Na ação, o PT e os demais partidos da federação — PCdoB e PV — pedem a retirada do conteúdo das redes sociais, a suspensão do impulsionamento da publicação e a aplicação de multa por supostas irregularidades eleitorais, incluindo propaganda antecipada.

Defesa de Flávio Bolsonaro

Em nota, a equipe de pré-campanha de Flávio Bolsonaro afirma que o partido do presidente Luiz Inácio Lula da Silva tenta “censurar” o vídeo. A defesa argumenta que a publicação contém um aviso “transparente” informando que o material foi produzido com uso de inteligência artificial.
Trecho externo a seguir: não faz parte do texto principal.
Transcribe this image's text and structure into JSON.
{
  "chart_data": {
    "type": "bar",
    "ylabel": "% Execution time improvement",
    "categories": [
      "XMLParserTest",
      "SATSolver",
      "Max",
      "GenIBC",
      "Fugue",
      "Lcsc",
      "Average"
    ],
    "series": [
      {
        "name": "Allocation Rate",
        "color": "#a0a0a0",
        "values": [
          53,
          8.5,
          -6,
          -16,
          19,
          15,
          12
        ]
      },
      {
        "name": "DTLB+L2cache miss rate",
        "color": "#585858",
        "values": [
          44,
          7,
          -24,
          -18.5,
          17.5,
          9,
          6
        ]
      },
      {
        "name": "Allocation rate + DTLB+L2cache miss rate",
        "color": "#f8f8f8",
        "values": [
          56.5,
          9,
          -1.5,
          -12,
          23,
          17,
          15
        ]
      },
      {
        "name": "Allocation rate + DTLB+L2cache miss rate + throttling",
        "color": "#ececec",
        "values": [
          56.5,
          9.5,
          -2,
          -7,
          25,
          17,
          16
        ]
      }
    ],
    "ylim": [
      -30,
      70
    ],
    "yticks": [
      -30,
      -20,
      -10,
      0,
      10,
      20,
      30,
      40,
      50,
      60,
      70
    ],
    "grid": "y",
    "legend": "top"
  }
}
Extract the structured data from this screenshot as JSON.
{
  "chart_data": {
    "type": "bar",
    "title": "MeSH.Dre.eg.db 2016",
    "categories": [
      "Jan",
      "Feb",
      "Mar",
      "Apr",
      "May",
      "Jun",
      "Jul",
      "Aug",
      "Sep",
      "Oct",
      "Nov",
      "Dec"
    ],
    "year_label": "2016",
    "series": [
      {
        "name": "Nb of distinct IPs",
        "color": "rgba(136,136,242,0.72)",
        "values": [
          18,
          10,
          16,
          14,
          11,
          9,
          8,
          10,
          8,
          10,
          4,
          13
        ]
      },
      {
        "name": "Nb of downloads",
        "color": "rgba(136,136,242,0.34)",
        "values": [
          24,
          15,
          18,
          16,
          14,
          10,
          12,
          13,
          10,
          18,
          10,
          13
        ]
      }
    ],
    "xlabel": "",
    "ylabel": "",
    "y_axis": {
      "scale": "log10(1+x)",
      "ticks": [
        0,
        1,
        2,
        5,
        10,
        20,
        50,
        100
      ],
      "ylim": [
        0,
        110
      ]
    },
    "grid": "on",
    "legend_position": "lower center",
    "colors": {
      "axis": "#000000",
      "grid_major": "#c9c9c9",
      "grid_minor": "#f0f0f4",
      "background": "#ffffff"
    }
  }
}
Regras para uso de IA nas eleições

No início de março deste ano, o TSE divulgou as regras que orientarão partidos e candidatos nas eleições de outubro. O uso de inteligência artificial na propaganda eleitoral é permitido, mas é obrigatório informar que o conteúdo foi gerado por IA e qual ferramenta foi utilizada.

Entre as novidades para 2026, destacam-se:

  • Proibição da circulação de conteúdos gerados por IA nas 72 horas que antecedem a eleição e nas 24 horas após a votação.
  • Plataformas de IA, como ChatGPT e Gemini, não podem recomendar candidatos ou ranquear candidaturas, mesmo que o usuário solicite.
  • Materiais criados ou manipulados com IA devem trazer aviso explícito, em local destacado e de fácil visualização, informando que o conteúdo foi fabricado ou alterado, bem como a tecnologia utilizada. A exigência também se aplica a materiais impressos.
  • “Responsabilidade solidária” de provedores por não remover imediatamente conteúdos sintéticos irregulares.
  • Tribunais poderão firmar convênios com universidades para apoio técnico em perícias digitais.
  • Criação de “planos de conformidade” para as plataformas digitais, funcionando como um roteiro detalhado de prestação de contas antes, durante e depois do processo eleitoral.

As regras deste ano também ampliaram as exigências de transparência sobre conteúdos impulsionados. As campanhas deverão identificar de forma “inequívoca” que se trata de conteúdo patrocinado, além de disponibilizar informações claras sobre o impulsionamento.